With her college sports-playing days recently behind her, Randee Seevers has her eyes set on a new goal: New York City’s Broadway.
But unlike most young people who dream of Broadway and a career as a singer, actor or dancer, Randee, 22, has focused her attention on working behind the scenes as an athletic trainer.
Born with a brachial plexus injury, Randee has worked hard her entire life and never let the injury limit her physically. She played basketball and golf in high school, was recruited by multiple colleges for both sports, and attended Alderson Broaddus University in Philippi, West Virginia, on a golf scholarship. After years of activity, Randee knew it was time for a transition.
“My body was ready to be done with basketball. I played my whole life. My knees were shot. My back was shot. Not to say golf was super relaxing in college, but it was a lot less demanding, physically-wise, than basketball,” she said. “But sports was a big part of my life, so I knew I wanted to get into athletic training.”
It was in college where Randee first heard about, and then started thinking about, a career in performance arts medicine.
“I want to work on Broadway,” said Randee. “I’ve always known I wanted to help people, but only until my freshman year of college did I know that was the outlet I wanted. The goal is New York City.”

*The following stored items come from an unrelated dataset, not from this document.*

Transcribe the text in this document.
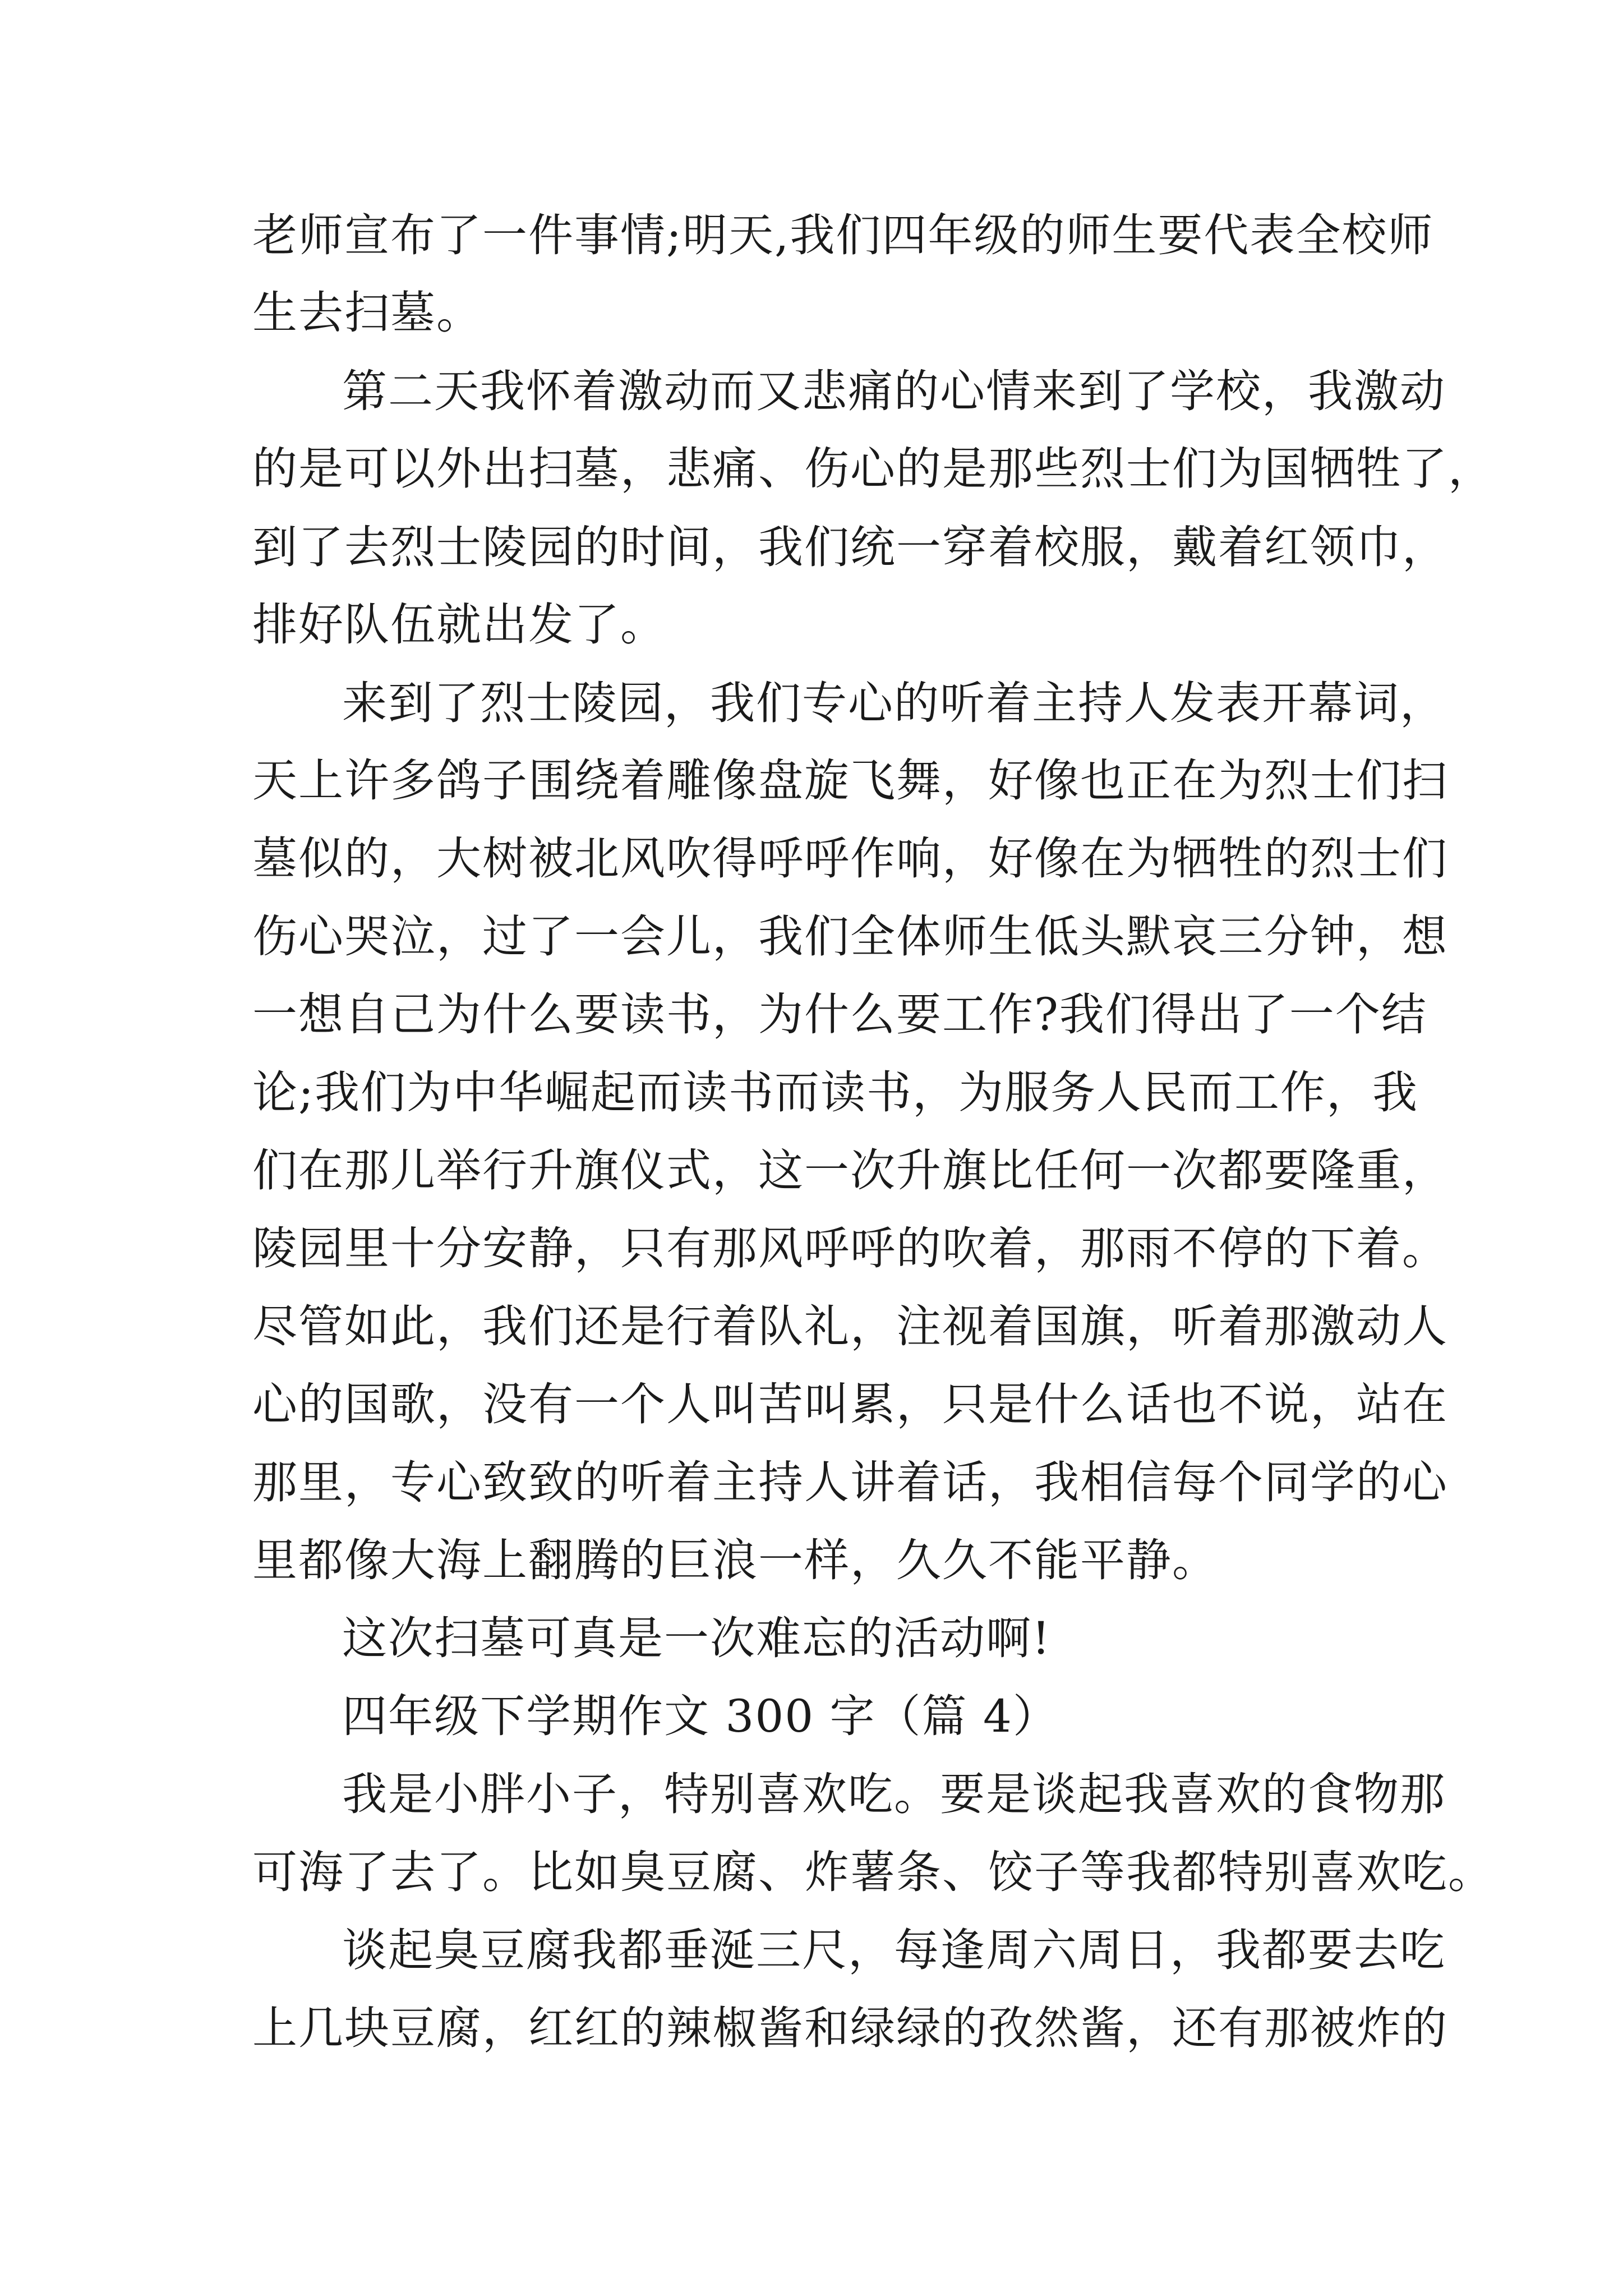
老师宣布了一件事情;明天,我们四年级的师生要代表全校师

生去扫墓。

第二天我怀着激动而又悲痛的心情来到了学校，我激动

的是可以外出扫墓，悲痛、伤心的是那些烈士们为国牺牲了，

到了去烈士陵园的时间，我们统一穿着校服，戴着红领巾，

排好队伍就出发了。

来到了烈士陵园，我们专心的听着主持人发表开幕词，

天上许多鸽子围绕着雕像盘旋飞舞，好像也正在为烈士们扫

墓似的，大树被北风吹得呼呼作响，好像在为牺牲的烈士们

伤心哭泣，过了一会儿，我们全体师生低头默哀三分钟，想

一想自己为什么要读书，为什么要工作?我们得出了一个结

论;我们为中华崛起而读书而读书，为服务人民而工作，我

们在那儿举行升旗仪式，这一次升旗比任何一次都要隆重，

陵园里十分安静，只有那风呼呼的吹着，那雨不停的下着。

尽管如此，我们还是行着队礼，注视着国旗，听着那激动人

心的国歌，没有一个人叫苦叫累，只是什么话也不说，站在

那里，专心致致的听着主持人讲着话，我相信每个同学的心

里都像大海上翻腾的巨浪一样，久久不能平静。

这次扫墓可真是一次难忘的活动啊!

四年级下学期作文 300 字（篇 4）

我是小胖小子，特别喜欢吃。要是谈起我喜欢的食物那

可海了去了。比如臭豆腐、炸薯条、饺子等我都特别喜欢吃。

谈起臭豆腐我都垂涎三尺，每逢周六周日，我都要去吃

上几块豆腐，红红的辣椒酱和绿绿的孜然酱，还有那被炸的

Currently living in her hometown of Marietta, OH, Randee splits her time between coaching the high school girls' golf team and working part-time at a local store. She’s enjoying an “off year” away from school, but plans to pursue an advanced degree in physical therapy.
“With the athletic training major, we had a lot of clinical hours. So between hours for my major and traveling for golf, I didn’t get to come home that often,” said Randee. “I’m just kind of enjoying being home for the first time in four years."